Is the light of your life overshadowed by the smartphone light? Make sure you’re not alone… According to the Chicago-based research company Dscout, a normal person touches his phone 2,617 times a day. But to become a phone addict, you need another bakery. This new plague of the age, so the nomophobic ones touching their phones on average 5,000 times a day. The phone is now even closer than the closest we’ve ever touched?
Phone addicts can’t be connected to anyone
No mobile phobia is a combination of the words nomophobia in the simple sense of the phone addiction. I mean the fear of being deprived of the cell phone somehow. People who can’t leave the phone, can’t get away from it, and even hesitate to even charge it are always in this group. In our country, an interesting data emerges in the thesis studies conducted in this field. There is a significant correlation between indifferent, fearful and obsessive attachment in individuals with increased frequency of telephone use. In other words, nomophobia affects our relationship styles and even dramatically changes them.
Ghost relationships to increase
Phone addiction does not only lead to isolation or inconsistent relationships. His indifference to his surroundings leads him to lose his altitude. This is an epidemic that has often been mentioned in recent years:
Phubbing
Sociotelism is the concept of English, which is formed by the combination of phone and snubbing. I mean, all the attention on the phone when you’re in contact with someone else. The indifference of the person using the phone turns the people around him into a ghost. Therefore, one side finds itself struggling in a struggle for existence.
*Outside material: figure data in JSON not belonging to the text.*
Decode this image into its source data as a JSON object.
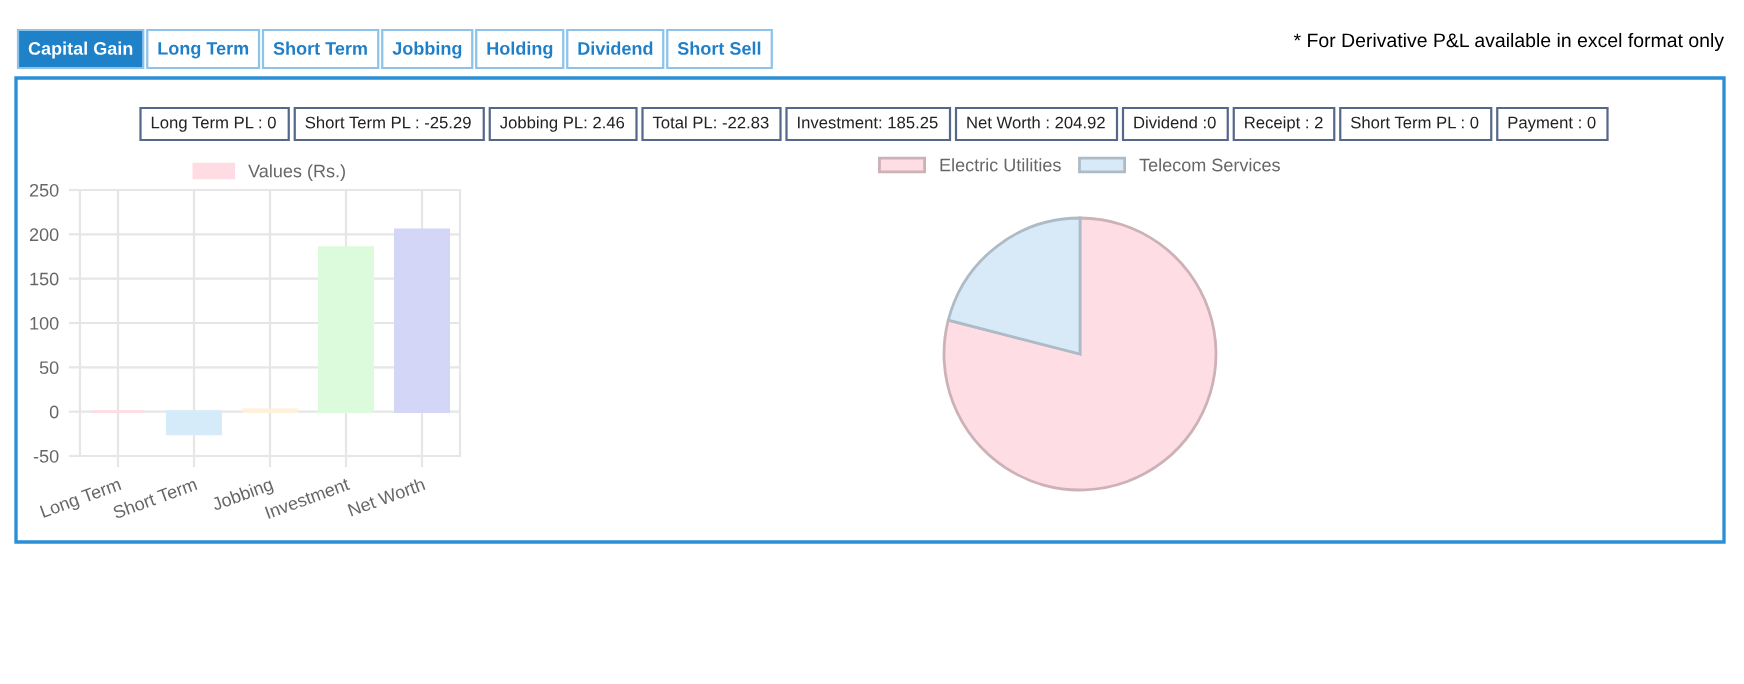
{
  "chart_data": [
    {
      "type": "other",
      "annotations": [
        "Capital Gain",
        "Long Term",
        "Short Term",
        "Jobbing",
        "Holding",
        "Dividend",
        "Short Sell",
        "* For Derivative P&L available in excel format only",
        "Long Term PL : 0",
        "Short Term PL : -25.29",
        "Jobbing PL: 2.46",
        "Total PL: -22.83",
        "Investment: 185.25",
        "Net Worth : 204.92",
        "Dividend :0",
        "Receipt : 2",
        "Short Term PL : 0",
        "Payment : 0"
      ]
    },
    {
      "type": "bar",
      "categories": [
        "Long Term",
        "Short Term",
        "Jobbing",
        "Investment",
        "Net Worth"
      ],
      "series": [
        {
          "name": "Values (Rs.)",
          "color": "#ffdbe3",
          "values": [
            0,
            -25,
            2,
            185,
            205
          ],
          "colors": [
            "#ffdbe3",
            "#d6ebf9",
            "#fff0d9",
            "#dcfadc",
            "#d3d6f7"
          ]
        }
      ],
      "ylim": [
        -50,
        250
      ],
      "yticks": [
        -50,
        0,
        50,
        100,
        150,
        200,
        250
      ],
      "grid": true,
      "legend": "top"
    },
    {
      "type": "pie",
      "categories": [
        "Electric Utilities",
        "Telecom Services"
      ],
      "values": [
        79,
        21
      ],
      "colors": [
        "#ffdde4",
        "#d8eaf8"
      ],
      "legend": "top"
    }
  ]
}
In fact, sociotelism works in a sense as a subset of nomophobia. In other words, not only the phone, all the possibilities of the phone offers a separate or even multiple dependencies to develop a very convenient. The Internet, social media, games and applications increase the strength of addiction even more like the columns that keep the same building alive. Therefore, it is not possible to give up unless the building collapses for any reason.
In fact, the sharpest line where telephone addiction differs from other types of addiction is the psychological dimension of the necessity rather than the physiological one. There are two interesting comments about this. The first is that American psychologist Nicholas Kardaras likens the phone to digital cocaine. Stating that the frontal lobes of our brain, which are executive functions, have shrunk in recent years, Kardaras states that decision-making and impulse control are increasingly difficult, that we are more prone to aggressive behaviors and that someone who looks at the screen for more than 10 hours a week is completely the same as a cocaine addict. The other view comes from Wilhelm Hoffmann, a professor at the Ruhr University, one of Germany’s largest universities. The urge to control social media is now stronger than the urge to sex.
is the phone knocking us out?
The fact that the mobile phone has the power to zoom in on the closest to the farthest, is a great paradox. Most research shows that the phone creates an emotional distance between the couples, increasing the level of relationship dissatisfaction at the subconscious level, even if it does not appear, and leads the parties to depression. Even the individual feels defeated by the phone addict, exposed to indifference and disrespectful. He is running out of competition to compare his own presence to the world he has reached via telephone.
Experts confirm that we have more empathy when smartphones are removed. Because we can’t look at other people while we’re on the phone, we can’t read facial expressions. It’s not just about seeing. We do not hear the nuances of the tones, we do not notice the clues of body language. In short, not a subject, not even a life that we can not even the audience flowing through us, people are lost between our hands.
According to the professor of psychology Barbara Fredrickson, intimacy in relationships takes place in micro-moments. A momentary eye contact, a simple sentence, a physical gesture will keep small, where relationships can be hanged even in the event of danger. The relations deprived of these moments fade with time, the stutterers, the language between them disappears and the phone ends with the feeling of worthlessness experienced by the preferred person. There are two digital debris left.
It’s time to beat the smartphone
A study in the United States shows that 30% of men and 37% of women walk by phone. In the same study, the rate of couples walking hand in hand was only 18%.
So being in an organic relationship can make it easier to get rid of the phone. This and a few practical tips that may be useful in the following items.
1) Remove all technological devices from the bedrooms.
2) Even if digital devices are used for educational purposes, the brain does not distinguish content and creates addiction. Therefore, limit your use to your own size.
3) Avoid video games and practices that encourage them.
4) Turn off all notifications. What’s app groups and open applications to come to continuous notification as messages separate in order of priority. Try to keep in touch with a smaller group. Do not drain your energy away. You also don’t have to read every incoming message.
5) Exercise is good for depression. Depressed individuals connect more to the phone.
6) Monotask: The brain can lift only one thing at a time. Therefore, while working, do not listen to music while sleeping. Whatever you’re doing, focus on one thing.
7) Leave the phone at least three hours before bedtime. The chemicals secreted by the display in the brain are stimulating and may take 1-3 hours before the brain becomes passive again before falling asleep.